Guys, there’s likely nothing wrong with his pedals. OP has a misunderstanding about virtual power.
Best to stop offering suggestions here that are likely to have him spiraling down a rabbit hole he doesn’t need to.
This is not true for Vector 3. They are no longer dependent on a precise torque to give accurate data. That was true of earlier model Vectors. Further FYI, Vector3s auto-zero offset prior to each ride unless selected otherwise.
My “layman’s” understanding of Power and Virtual Power are Power Meters use sensors and Virtual Power uses math. I would think that math was more accurate. That could be completely wrong.

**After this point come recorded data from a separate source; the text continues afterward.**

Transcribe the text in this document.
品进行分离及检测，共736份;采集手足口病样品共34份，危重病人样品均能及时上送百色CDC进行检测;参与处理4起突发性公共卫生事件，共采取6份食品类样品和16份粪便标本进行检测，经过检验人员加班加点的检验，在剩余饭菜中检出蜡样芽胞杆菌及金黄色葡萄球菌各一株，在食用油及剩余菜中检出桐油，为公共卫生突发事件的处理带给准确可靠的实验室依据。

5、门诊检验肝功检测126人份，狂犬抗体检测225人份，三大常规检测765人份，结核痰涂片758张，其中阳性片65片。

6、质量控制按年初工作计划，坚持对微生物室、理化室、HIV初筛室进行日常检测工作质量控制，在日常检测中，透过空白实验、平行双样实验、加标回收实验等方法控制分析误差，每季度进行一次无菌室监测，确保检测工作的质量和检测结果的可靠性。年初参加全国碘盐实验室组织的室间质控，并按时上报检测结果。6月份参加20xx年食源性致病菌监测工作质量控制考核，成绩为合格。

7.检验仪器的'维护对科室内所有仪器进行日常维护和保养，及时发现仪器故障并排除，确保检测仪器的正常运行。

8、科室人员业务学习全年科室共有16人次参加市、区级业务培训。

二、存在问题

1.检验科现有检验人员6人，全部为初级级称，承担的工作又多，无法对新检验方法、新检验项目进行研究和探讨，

My other issue with my V3s is the Power correlation to speed while on the trainer. My V3s will say I’m putting out 50w but according to my speed sensor I’m going 14 mph. That’s not possible.
And another issue is when I ride outdoors my V3s seem to match RPE and speed is close to target. Go figure.
I will do this. Thank you. It will suck but thanks.
Indoor trainer speed is also inaccurate. You’re trying to compare apples and oranges. Trust the actual power meter and speed outdoors. The other two are relatively meaningless estimates that shouldn’t be used for anything once you have real data.
What you’re doing is looking at two measurements that are just rough estimates (Virtual power and trainer speed) and comparing them to actual measured power, and you’re questioning the measured power. You should be disregarding virtual power and trainer speed. Your Vector 3s are likely fine, and you’ve probably wasted your time trying to fix something that isn’t broken. I hate to be blunt, but that’s what’s happening.
Trust the data you’re getting from your Vectors. Disregard virtual power and indoor trainer speed.